Romance encoraja a inclusão de garotas no xadrez e repete fenômeno de 'O Gambito da Rainha'
'May The Best Player Win', da cingapurense Kyla Zhao, aborda preconceito contra enxadristas mulheres, que representam apenas 11% de jogadores registrados na Fide
A Federação de Xadrez dos Estados Unidos aponta que mulheres representam apenas 13% dos jogadores do país. O número é ainda menor (11%) entre os ranqueados da Federação Internacional de Xadrez (Fide). Com linguagem infantil, mas abordagem séria, o romance "May The Best Player Win" (Que Vença o Melhor Jogador), de Kyla Zhao, desafia a lógica de predomínio masculino para destacar as mulheres no xadrez, em fenômeno semelhante ao seriado "O Gambito da Rainha", da Netflix.
A obra, que ainda não está disponível em português, tem como protagonista May Li. A garota integra o time de xadrez da sua escola e classifica a equipe para um torneio nacional. A façanha lhe rende o prêmio de melhor jogadora do campeonato regional e até uma manchete na maior revista especializada do país.
Entretanto, colegas e até mesmo seu amigo, Ralph, não ficam satisfeitos com o protagonismo de May - e questionam suas habilidades. Em vez de ceder à pressão, a garota demonstra ousadia e faz uma aposta: irá vencer o torneio interno da escola e, assim, ser escolhida capitã do time no nacional. May, entõa, tem de lidar com a ansiedade e não deixar que isso afete seu desempenho, enquanto questiona se há como se divertir quando se joga para ganhar.
Aos 26 anos, a autora tomou como inspiração suas próprias experiências como jovem jogadora de xadrez. Zhao começou a praticar aos seis anos e chegou a competir durante o período em que esteve na escola. "Parei de jogar por diversão ou prazer. Eu estava realmente jogando apenas para vencer. E, em um certo ponto, eu estava jogando para não perder", admitiu ao Chess.com. "Acho que eu poderia ser considerada um fracasso no mundo do xadrez, porque nunca cheguei tão longe", lamentou.
"Fracasso", contudo, não cabe para definir Kyla Zhao. A jovem, nascida e criada na Cingapura, mudou-se para os Estados Unidos, onde se formou em Estudos de Mídia pela Universidade de Stanford. Hoje Zhao trabalha em uma empresa de tecnologia do Vale do Silício.

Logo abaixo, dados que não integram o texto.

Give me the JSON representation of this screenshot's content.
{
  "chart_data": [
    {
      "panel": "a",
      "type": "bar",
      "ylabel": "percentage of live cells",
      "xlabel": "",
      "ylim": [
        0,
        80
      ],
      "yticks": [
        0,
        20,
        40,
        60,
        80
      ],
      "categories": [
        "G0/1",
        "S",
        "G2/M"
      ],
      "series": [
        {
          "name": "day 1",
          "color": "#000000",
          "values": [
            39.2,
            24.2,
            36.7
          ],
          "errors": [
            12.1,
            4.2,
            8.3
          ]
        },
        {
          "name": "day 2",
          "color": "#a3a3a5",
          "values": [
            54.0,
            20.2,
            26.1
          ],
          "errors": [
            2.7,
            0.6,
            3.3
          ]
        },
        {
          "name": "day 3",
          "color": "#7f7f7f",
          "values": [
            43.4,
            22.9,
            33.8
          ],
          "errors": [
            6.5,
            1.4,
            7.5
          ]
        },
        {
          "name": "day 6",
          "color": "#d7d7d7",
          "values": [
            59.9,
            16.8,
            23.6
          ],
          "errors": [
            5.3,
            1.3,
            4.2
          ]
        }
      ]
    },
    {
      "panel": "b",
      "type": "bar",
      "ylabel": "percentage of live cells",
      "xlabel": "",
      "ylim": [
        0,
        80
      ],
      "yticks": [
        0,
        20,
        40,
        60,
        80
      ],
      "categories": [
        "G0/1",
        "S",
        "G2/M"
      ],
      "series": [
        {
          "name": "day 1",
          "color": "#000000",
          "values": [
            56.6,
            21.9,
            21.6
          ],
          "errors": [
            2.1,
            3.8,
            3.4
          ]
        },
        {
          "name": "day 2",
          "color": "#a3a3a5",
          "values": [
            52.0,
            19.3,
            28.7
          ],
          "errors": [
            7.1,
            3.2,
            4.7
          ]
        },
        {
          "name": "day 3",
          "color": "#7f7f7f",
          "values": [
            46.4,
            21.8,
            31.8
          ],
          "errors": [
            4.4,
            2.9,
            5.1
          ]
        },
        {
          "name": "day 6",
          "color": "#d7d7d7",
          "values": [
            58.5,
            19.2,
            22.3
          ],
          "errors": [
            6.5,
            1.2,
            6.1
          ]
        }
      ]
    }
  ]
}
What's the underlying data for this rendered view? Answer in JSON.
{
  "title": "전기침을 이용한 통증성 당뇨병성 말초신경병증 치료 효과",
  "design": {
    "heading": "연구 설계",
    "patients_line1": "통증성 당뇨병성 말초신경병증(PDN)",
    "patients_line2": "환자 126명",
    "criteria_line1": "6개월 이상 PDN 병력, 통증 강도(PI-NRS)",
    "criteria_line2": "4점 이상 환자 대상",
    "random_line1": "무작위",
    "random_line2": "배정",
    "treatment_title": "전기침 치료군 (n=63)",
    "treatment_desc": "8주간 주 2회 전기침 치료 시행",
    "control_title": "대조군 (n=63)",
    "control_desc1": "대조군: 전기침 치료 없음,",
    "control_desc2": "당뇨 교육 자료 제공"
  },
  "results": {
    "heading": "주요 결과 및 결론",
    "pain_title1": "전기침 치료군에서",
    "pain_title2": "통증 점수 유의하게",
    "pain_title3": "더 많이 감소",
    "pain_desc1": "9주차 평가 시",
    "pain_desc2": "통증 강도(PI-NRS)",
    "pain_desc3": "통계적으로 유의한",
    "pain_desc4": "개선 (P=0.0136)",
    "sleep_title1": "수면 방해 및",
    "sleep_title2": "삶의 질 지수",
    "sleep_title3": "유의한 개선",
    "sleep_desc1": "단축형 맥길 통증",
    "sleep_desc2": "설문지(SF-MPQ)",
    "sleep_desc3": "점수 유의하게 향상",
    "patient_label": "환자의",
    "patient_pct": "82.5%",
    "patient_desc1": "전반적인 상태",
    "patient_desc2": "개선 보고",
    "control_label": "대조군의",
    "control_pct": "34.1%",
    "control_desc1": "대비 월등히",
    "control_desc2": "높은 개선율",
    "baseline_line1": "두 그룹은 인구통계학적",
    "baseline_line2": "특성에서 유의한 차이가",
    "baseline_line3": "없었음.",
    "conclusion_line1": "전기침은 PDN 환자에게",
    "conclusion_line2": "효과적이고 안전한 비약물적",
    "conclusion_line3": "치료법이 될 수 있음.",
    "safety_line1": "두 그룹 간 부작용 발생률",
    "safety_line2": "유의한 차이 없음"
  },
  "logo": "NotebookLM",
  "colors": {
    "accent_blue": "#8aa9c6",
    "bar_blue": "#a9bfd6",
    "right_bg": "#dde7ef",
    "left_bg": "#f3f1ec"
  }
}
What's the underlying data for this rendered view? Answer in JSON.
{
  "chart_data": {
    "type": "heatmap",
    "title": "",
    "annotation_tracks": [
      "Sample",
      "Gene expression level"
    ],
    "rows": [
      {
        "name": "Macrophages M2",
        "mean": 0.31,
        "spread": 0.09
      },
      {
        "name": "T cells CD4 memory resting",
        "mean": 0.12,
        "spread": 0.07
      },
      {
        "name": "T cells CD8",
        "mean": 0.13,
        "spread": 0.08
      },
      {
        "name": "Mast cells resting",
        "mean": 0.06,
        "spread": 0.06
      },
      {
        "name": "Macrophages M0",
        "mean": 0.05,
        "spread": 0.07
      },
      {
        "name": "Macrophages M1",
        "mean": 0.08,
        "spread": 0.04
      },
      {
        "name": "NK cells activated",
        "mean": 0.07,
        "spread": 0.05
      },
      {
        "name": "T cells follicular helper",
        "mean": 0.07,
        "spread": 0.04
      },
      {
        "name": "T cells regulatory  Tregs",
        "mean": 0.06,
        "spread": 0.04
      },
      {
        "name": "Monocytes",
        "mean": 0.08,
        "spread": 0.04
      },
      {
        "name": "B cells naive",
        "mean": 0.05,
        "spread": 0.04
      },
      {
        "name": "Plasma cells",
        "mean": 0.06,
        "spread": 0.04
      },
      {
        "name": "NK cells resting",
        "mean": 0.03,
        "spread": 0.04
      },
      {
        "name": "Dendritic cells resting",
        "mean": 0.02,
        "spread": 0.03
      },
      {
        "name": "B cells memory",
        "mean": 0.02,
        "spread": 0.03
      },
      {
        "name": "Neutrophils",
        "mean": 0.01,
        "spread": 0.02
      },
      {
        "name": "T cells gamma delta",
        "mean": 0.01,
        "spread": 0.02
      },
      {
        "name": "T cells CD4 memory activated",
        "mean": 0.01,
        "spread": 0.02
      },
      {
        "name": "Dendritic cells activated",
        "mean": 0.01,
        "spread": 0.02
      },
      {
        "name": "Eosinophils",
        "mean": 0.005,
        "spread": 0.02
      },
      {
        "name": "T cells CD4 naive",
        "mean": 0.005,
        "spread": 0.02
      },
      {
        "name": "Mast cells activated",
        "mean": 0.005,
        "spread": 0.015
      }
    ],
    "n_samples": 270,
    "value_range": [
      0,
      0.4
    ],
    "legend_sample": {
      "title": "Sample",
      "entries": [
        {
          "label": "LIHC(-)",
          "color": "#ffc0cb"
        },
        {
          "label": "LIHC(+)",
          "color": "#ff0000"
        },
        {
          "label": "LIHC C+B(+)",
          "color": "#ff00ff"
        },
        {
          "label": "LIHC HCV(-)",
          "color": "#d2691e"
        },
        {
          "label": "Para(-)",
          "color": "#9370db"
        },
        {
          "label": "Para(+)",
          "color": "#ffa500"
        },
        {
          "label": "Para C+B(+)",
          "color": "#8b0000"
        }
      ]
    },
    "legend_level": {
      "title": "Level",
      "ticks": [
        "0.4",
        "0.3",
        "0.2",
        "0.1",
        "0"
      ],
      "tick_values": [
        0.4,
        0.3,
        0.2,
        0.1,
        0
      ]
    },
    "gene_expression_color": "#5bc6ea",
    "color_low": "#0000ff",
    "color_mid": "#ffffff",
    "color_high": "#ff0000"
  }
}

É na escrita que Zhao coloca suas crenças e busca desafiar estereótipos de gênero e raça. Seus trabalhos já repercutiram em veículos como NBC, CBS, Vogue e Elle. Quando tinha apenas seu romance de estreia, a autora foi nomeada como um dos nomes da Forbes Under 30 da Ásia, lista que elenca personalidades jovens em diferentes categorias.
Seu primeiro trabalho foi "The Fraud Squad", que narra a jornada de uma mulher da classe trabalhadora de Cingapura na tentativa de ascender socialmente e realizar o sonho de escrever em grande revista. "Acima de tudo, espero defender a representação asiática em minhas obras e escrever histórias divertidas, vibrantes e alegres, nas quais personagens étnicas podem ser as estrelas", conta a autora.
"É crucial aumentar a representação feminina não apenas entre as jogadoras, mas também em funções como treinamento, jornalismo e streaming", acredita. Zhao elenca iniciativas como salas para garotas em torneios escolares. "Criar espaços onde as meninas se sintam vistas e apoiadas ajuda a mudar a percepção de que o xadrez é apenas para homens", complementa.
Uma preocupação de Zhao com seu romance infanto-juvenil era de que detalhes técnicos não fossem fidedignos em relação à realidade do jogo. Isso não foi um problema. "Esse livro é uma virada de chave para leitores de todas as idades, independentemente se você joga xadrez ou não. A obra captura a emoção da competição, o peso das expectativas e a dor dos pessimistas. Do início ao fim, você vai torcer por May", avalia a enxadrista campeã mundial em 2021 e 2023, Carissa Yip.
Apesar de não competir mais, Zhao continua a apreciar o xadrez e recentemente esteve como convidada no Campeonato Mundial, realizado em Cingapura. Seu próximo trabalho está previsto para 2026. A obra irá narrar a rivalidade de duas gangues na década de 1940.